La paix l’emporte, car les conservateurs gagnent ces élections : ce sont les monarchistes et les bonapartistes ; les républicains subissent un sérieux revers, car ils étaient pour la guerre. La nouvelle assemblée va devoir fabriquer de nouvelles institutions et l’on va glisser vers la République.


— Le glissement progressif vers la République

Thiers domine cette assemblée : le 17 février, il devient chef du pouvoir exécutif de la République française ; mais, l’assemblée ne s’entend pas sur les nouvelles institutions, car on ne sait pas si elles doivent avoir une base monarchiste ou républicaine. Thiers s’engage à ne faire évoluer les institutions ni vers la République, ni vers la monarchie, par le pacte de Bordeaux, en reportant ces questions à plus tard. Il se donne une double mission :
– rétablir la paix avec l’Allemagne et rétablir le territoire national
– rétablir l’ordre intérieur par la répression de la commune
Il va devenir un personnage autoritaire, car il va exercer le pouvoir de manière solitaire. L’assemblée va réagir pour s’opposer à son pouvoir personnel, en devant offensive à partir du 13 novembre 1872, quand Thiers se déclare favorable à une République conservatrice et en rompant donc le pacte de Bordeaux.
La Chambre se débarrasse de Thiers, en le destituant le 24 mai 1873 ; elle élit le maréchal Mac-Mahon, qui incarne la tendance monarchiste. Pour stabiliser les institutions, il fait voter la loi du 20 novembre 1873, qui institue :
– l’irresponsabilité politique du chef de l’Etat
– le septennat
Ces dispositions sont conformes aux vœux de Mac-Mahon, qui ne souhaite pas s’immiscer dans la gestion quotidienne des affaires ; il laisse le vice-président du conseil des ministres, responsable devant l’assemblée, gouverner. Cette organisation institutionnelle va imprimer aux institutions qui se mettent en place en France, en leur donnant une tournure franchement parlementaire, que consacrent les lois constitutionnelles de 1875.

b) La mise en œuvre avortée des lois constitutionnelles de 1875

Les monarchistes vont enfin, après 4 ans d’attente, accepter de donner à la France des institutions définitives. Ce mouvement va être accéléré par l’adoption de l’amendement Wallon, le 30 janvier 1875. Monsieur Wallon, un parlementaire, va proposer de voter pour que « le président de la République soit élu pour 7 ans, à la majorité absolue des suffrages, par le Sénat et la Chambre des Députés réunit en Assemblée Nationale ». Ce texte est adopté à une voix près, ce qui signifie que la France bascule définitivement dans la République.
Cet amendement fait en sorte que la fonction présidentielle soit dissociée de son titulaire : elle n’est plus attachée à la personne de Mac-Mahon ; c’est l’institution de la fonction présidentielle de la République.
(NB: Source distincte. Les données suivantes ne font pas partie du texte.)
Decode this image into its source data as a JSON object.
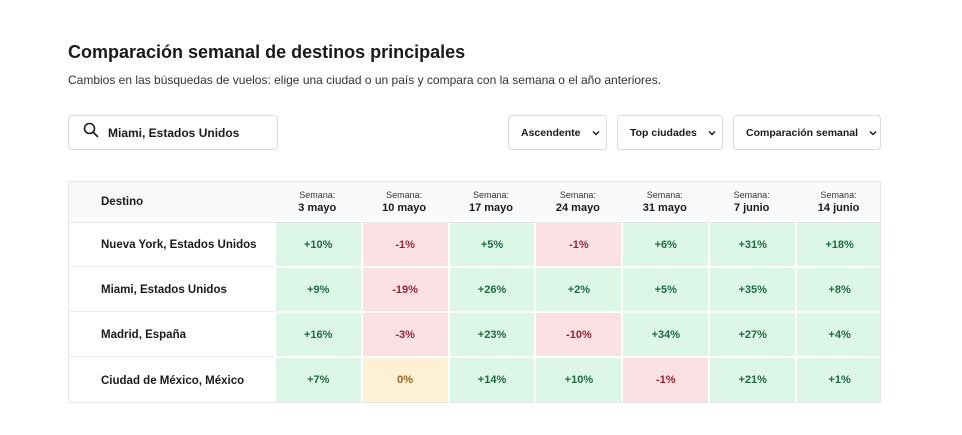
{
  "header": {
    "title": "Comparación semanal de destinos principales",
    "subtitle": "Cambios en las búsquedas de vuelos: elige una ciudad o un país y compara con la semana o el año anteriores."
  },
  "search": {
    "value": "Miami, Estados Unidos",
    "icon": "search-icon"
  },
  "filters": {
    "sort": "Ascendente",
    "scope": "Top ciudades",
    "comparison": "Comparación semanal"
  },
  "colors": {
    "positive_bg": "#dcf7e8",
    "positive_text": "#1f6b41",
    "negative_bg": "#fbe1e4",
    "negative_text": "#9b2232",
    "neutral_bg": "#fdf0d5",
    "neutral_text": "#a0631b"
  },
  "table": {
    "dest_header": "Destino",
    "columns": [
      {
        "week": "Semana:",
        "date": "3 mayo"
      },
      {
        "week": "Semana:",
        "date": "10 mayo"
      },
      {
        "week": "Semana:",
        "date": "17 mayo"
      },
      {
        "week": "Semana:",
        "date": "24 mayo"
      },
      {
        "week": "Semana:",
        "date": "31 mayo"
      },
      {
        "week": "Semana:",
        "date": "7 junio"
      },
      {
        "week": "Semana:",
        "date": "14 junio"
      }
    ],
    "rows": [
      {
        "destination": "Nueva York, Estados Unidos",
        "values": [
          "+10%",
          "-1%",
          "+5%",
          "-1%",
          "+6%",
          "+31%",
          "+18%"
        ]
      },
      {
        "destination": "Miami, Estados Unidos",
        "values": [
          "+9%",
          "-19%",
          "+26%",
          "+2%",
          "+5%",
          "+35%",
          "+8%"
        ]
      },
      {
        "destination": "Madrid, España",
        "values": [
          "+16%",
          "-3%",
          "+23%",
          "-10%",
          "+34%",
          "+27%",
          "+4%"
        ]
      },
      {
        "destination": "Ciudad de México, México",
        "values": [
          "+7%",
          "0%",
          "+14%",
          "+10%",
          "-1%",
          "+21%",
          "+1%"
        ]
      }
    ]
  }
}
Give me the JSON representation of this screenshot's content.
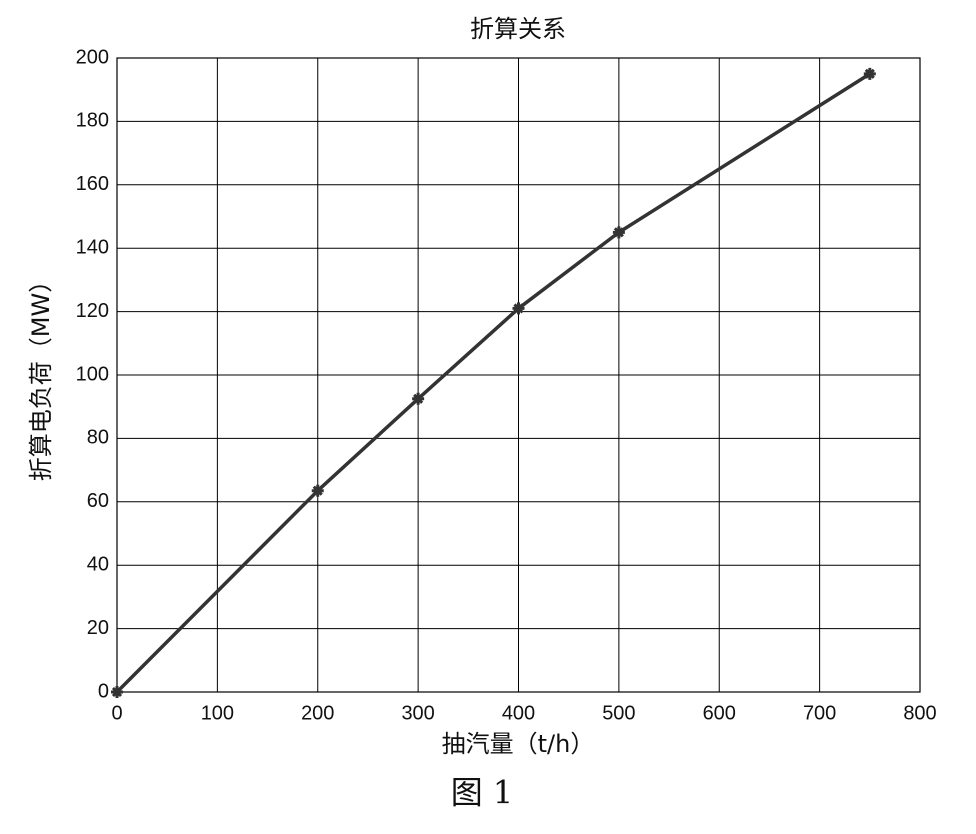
{
  "chart_data": {
    "type": "line",
    "title": "折算关系",
    "xlabel": "抽汽量（t/h）",
    "ylabel": "折算电负荷（MW）",
    "caption": "图 1",
    "x": [
      0,
      200,
      300,
      400,
      500,
      750
    ],
    "series": [
      {
        "name": "折算电负荷",
        "color": "#333333",
        "values": [
          0,
          63.5,
          92.5,
          121,
          145,
          195
        ]
      }
    ],
    "xlim": [
      0,
      800
    ],
    "xticks": [
      0,
      100,
      200,
      300,
      400,
      500,
      600,
      700,
      800
    ],
    "ylim": [
      0,
      200
    ],
    "yticks": [
      0,
      20,
      40,
      60,
      80,
      100,
      120,
      140,
      160,
      180,
      200
    ],
    "grid": true
  }
}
— Un régime parlementaire doté d’un exécutif fort

Il n’existe pas de Constitution, mais 3 lois :
– la loi du 24 février 1875 relative à l’organisation du Sénat
– la loi du 25 février 1875 relative à l’organisation des pouvoirs publics
– la loi du 16 juillet 1875 sur les rapports entre les pouvoirs publics
C’est un texte de circonstances qui se borne à énoncer des modalités pratiques. Par conséquent, les 34 articles votés par l’Assemblée Nationale laissent des questions dans le flou. Il y a 3 institutions :

• le président de la République : il est élu par le Sénat et la Chambre des Députés, pour 7 ans ; il dispose de pouvoirs importants, tels que :
— diriger l’armée
— diriger l’administration
— les affaires étrangères
— la diplomatie
Il partage l’initiative des lois avec les assemblées et il peut dissoudre la Chambre des Députés ; ces pouvoirs le rendent comme un monarque, sans l’hérédité, mais rééligible

• le Sénat : ils sont élus pour 9 ans, dans le cadre départemental, au suffrage universel indirect, par les conseillers généraux et les représentants des conseils municipaux ; il fait contrepoids à l’Assemblée Nationale et il est le représentant de la France conservatrice

• la Chambre des Députés : elle est élue pour 4 ans au suffrage universel

Ce régime a les 2 principaux mécanismes du modèle parlementaire :
– le droit de dissolution au président, sur l’avis conforme du Sénat
– la responsabilité politique du gouvernement devant le Parlement

 La crise du 16 mai 1877Ø

Les évènements vont faire que le régime va être déséquilibré, au profit du Parlement, par la crise du 16 mais 1877. En mars 1877, il y a des élections législatives et les républicains en sortent majoritaires ; les monarchistes ont une courte avance au Sénat. Par conséquent, le chef de l’Etat, Mac-Mahon, est contraint de trouver un chef de gouvernement, qui ne soit pas trop éloigné de ses idées conservatrices et qui pourra être accepté par la majorité républicain à la Chambre.
Le premier ministère, celui de Du Faure, sera renversé en décembre 1876 et remplacé par celui de Jules Simon, qui va se heurter à la politique du chef de l’Etat ; celui-ci, le 16 mai 1877, lui adresse une lettre dans laquelle il désoeuvre sa politique, le relève de ses fonctions et lui annonce son remplacement par le duc de Broglie. Le 21 juin, la Chambre des Députés réagit et renverse le nouveau ministère.
En réaction, Mac-Mahon dissout la Chambre des Députés, le 21 juin 1877. Lors de la campagne électorale, Gambetta dira :
« En cas de victoire républicain, le président de la République devra se soumettre ou se démettre »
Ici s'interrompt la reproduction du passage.